Palaniswami said Stalin had failed in his earlier bids to "topple" the government and therefore, was targeting him on this matter.
"He tried all tricks (against the government). He tried to topple the government. (During last year's confidence vote), his party MLAs even occupied the Speaker's chair," the chief minister said.
Responding to reporters' queries on criticism by Stalin in the wake of the court direction for a CBI probe into the case, he alleged the Leader of Opposition was on the "verge of frustration" and was resorting to "slander" against him.
Palaniswami charged Stalin with trying to break the AIADMK earlier and accused him of "instigating" some people within the ruling party. However, he did not name anyone.
"They (DMK) thought that this government will fall after the death of Amma (lJ Jayalalithaa). They said the party will split, but nothing happened.
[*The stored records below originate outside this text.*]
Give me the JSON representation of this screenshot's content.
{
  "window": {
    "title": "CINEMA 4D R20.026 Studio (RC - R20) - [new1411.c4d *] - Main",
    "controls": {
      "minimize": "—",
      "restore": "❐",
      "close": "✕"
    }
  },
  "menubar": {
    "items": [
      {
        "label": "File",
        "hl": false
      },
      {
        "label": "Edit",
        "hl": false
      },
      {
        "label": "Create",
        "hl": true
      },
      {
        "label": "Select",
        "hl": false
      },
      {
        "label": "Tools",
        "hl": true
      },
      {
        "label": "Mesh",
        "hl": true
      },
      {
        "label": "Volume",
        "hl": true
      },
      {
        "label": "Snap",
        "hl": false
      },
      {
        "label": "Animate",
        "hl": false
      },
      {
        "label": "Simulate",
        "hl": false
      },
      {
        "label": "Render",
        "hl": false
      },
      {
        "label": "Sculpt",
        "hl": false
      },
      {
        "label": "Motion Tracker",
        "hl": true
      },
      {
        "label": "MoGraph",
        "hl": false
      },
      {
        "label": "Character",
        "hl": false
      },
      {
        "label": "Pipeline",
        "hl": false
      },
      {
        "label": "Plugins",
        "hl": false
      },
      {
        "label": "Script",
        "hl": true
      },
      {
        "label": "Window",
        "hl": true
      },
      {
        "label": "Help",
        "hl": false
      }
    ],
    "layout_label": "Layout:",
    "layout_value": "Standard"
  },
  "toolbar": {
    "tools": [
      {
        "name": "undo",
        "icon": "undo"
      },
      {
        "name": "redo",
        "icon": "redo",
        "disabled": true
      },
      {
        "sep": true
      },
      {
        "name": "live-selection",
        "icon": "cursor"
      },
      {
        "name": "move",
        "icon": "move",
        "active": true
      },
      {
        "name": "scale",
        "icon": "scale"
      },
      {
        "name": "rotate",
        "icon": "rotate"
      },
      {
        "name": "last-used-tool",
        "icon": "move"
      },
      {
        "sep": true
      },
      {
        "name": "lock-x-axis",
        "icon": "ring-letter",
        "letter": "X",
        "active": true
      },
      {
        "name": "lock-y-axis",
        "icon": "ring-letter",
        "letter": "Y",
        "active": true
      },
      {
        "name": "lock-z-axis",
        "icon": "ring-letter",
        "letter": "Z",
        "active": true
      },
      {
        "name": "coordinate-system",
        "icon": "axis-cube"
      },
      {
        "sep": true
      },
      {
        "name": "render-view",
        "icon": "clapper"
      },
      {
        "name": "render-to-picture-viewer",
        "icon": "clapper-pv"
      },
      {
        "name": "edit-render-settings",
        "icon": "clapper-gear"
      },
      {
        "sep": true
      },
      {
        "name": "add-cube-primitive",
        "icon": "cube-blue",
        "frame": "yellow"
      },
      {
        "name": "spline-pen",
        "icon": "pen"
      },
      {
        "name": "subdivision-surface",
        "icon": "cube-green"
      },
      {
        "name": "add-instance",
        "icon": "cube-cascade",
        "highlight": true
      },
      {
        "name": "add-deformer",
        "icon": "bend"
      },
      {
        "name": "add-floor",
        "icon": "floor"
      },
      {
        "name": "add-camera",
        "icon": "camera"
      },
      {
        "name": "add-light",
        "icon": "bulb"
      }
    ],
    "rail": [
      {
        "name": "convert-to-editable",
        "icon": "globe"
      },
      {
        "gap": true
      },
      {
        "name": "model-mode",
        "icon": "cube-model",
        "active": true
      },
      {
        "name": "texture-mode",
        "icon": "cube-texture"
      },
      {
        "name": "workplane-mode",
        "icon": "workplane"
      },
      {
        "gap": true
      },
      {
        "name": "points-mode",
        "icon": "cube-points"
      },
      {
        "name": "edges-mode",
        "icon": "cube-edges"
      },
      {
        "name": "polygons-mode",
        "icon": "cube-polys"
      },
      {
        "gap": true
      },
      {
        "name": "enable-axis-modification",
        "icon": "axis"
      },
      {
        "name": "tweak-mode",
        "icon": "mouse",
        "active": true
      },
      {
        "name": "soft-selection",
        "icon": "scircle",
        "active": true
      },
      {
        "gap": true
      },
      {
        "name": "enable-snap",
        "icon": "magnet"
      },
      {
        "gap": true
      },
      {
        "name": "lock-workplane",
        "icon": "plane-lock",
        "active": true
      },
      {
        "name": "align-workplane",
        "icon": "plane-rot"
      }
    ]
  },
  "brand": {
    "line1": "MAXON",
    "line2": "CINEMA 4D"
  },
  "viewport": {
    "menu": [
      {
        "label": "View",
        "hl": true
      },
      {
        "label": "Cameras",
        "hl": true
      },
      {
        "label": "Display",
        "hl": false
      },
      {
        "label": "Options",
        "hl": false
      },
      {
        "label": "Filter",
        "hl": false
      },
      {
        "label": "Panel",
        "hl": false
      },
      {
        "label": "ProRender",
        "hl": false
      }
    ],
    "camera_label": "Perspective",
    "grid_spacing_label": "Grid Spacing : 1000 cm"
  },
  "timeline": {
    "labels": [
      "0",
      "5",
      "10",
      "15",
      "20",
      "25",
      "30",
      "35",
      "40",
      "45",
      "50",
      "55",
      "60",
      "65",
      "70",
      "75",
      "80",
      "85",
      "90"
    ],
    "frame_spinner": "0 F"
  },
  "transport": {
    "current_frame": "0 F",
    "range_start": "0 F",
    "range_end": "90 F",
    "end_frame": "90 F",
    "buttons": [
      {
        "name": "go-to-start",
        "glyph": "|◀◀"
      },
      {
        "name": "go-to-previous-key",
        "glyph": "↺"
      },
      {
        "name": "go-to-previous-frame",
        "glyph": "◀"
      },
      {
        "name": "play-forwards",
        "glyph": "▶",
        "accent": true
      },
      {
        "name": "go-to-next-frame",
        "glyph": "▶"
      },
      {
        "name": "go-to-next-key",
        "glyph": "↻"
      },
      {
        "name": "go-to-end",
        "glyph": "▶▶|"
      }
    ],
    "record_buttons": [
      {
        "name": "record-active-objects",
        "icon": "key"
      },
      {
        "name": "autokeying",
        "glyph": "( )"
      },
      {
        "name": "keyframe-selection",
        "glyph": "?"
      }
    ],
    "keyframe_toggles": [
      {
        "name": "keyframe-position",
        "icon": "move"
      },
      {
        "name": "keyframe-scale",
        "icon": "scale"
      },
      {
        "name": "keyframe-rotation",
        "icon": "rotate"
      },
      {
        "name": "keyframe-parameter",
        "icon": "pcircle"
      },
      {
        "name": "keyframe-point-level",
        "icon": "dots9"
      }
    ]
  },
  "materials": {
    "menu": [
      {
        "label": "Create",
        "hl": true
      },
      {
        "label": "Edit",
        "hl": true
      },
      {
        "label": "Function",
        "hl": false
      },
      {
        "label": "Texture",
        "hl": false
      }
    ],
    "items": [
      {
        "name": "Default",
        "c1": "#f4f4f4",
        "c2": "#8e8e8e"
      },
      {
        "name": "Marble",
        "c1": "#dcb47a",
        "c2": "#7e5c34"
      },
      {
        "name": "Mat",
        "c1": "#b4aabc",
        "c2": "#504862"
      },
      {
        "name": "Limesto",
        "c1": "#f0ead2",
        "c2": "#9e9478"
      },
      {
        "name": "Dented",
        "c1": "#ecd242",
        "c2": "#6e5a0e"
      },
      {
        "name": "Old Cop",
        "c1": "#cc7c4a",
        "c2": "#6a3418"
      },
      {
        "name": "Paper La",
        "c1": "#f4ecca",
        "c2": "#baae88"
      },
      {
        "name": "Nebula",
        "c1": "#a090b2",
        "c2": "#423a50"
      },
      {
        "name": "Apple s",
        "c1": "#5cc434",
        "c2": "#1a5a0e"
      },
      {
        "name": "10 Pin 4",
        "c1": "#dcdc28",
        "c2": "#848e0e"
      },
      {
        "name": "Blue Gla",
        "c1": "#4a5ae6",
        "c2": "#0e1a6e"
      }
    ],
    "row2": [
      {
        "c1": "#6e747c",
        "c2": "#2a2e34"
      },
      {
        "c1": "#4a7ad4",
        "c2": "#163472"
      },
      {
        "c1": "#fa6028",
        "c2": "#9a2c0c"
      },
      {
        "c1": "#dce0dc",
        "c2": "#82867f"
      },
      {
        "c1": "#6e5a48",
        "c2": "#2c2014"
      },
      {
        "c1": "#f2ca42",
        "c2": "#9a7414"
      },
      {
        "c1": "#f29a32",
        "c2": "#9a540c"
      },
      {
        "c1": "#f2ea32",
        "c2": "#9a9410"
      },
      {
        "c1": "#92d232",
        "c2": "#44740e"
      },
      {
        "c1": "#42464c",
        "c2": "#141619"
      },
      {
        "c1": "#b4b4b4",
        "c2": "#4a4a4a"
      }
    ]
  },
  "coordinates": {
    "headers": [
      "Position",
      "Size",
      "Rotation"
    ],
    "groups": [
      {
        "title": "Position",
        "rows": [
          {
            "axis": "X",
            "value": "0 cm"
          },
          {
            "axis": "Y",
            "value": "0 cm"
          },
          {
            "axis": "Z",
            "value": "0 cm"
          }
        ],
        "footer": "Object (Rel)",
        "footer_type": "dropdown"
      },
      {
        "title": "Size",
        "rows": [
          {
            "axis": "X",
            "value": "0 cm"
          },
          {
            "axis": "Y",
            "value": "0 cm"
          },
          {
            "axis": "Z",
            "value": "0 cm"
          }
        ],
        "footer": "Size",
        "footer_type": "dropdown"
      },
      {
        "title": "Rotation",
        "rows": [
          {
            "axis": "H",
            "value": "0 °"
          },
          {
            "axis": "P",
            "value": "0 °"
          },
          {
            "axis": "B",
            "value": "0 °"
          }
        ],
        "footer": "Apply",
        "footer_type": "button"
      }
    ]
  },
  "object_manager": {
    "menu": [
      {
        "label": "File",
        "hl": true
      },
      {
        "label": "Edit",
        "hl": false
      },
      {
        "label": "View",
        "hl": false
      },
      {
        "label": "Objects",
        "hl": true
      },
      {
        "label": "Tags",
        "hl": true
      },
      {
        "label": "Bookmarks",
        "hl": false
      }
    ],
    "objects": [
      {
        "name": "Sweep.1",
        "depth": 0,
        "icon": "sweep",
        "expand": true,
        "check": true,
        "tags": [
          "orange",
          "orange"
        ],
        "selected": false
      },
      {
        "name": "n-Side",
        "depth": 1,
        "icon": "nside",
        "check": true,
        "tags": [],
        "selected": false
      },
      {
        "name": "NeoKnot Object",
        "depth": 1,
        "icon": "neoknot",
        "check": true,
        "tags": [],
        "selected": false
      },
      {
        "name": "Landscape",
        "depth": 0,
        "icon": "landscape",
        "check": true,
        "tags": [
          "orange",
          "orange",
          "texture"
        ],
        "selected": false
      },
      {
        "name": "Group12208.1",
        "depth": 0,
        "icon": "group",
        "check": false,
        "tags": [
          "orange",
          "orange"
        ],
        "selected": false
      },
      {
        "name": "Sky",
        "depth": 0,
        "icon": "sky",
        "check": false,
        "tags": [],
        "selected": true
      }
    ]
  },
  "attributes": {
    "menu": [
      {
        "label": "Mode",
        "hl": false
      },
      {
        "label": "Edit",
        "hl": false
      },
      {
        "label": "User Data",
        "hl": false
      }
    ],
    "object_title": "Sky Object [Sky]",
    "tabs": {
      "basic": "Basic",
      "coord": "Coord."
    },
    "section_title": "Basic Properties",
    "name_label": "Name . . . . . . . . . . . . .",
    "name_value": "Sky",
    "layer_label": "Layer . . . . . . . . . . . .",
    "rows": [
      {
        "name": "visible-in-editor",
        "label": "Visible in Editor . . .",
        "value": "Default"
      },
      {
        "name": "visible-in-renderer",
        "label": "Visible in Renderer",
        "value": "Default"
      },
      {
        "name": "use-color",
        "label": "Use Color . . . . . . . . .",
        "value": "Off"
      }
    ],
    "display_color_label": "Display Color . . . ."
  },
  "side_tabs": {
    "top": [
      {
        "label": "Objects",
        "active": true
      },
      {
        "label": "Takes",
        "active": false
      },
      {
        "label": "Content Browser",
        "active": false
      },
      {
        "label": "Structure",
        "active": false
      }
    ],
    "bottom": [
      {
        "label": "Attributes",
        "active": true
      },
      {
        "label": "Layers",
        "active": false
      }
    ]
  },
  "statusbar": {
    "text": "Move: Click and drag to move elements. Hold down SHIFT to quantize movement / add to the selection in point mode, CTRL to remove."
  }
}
"Things that he (Stalin) expected are not happening. So, he is now sticking to this issue," the chief minister said.
Palaniswami, who also holds the highways portfolio, denied any irregularity in the award of contracts and rejected the DMK's charges that they were given to his relatives.
Claiming that proper procedures under the E-tender system were being followed and there was no scope for any irregularity, he said the person who won the contracts had also bagged projects during the DMK rule.
He claimed the government has come across instances of "excess" payments made to certain contractors during the DMK's tenure.
Asked if the government would file a case in this regard, Palaniswami said he could respond only after consulting legal experts.
On October 12, the Madras High Court had ordered a CBI probe into allegations of corruption in the award of government road contracts, giving ammunition to opposition parties to attack the chief minister.
Palaniswami declined to comment on the Supreme Court verdict allowing entry of women of all age groups into the Sabarimala shrine.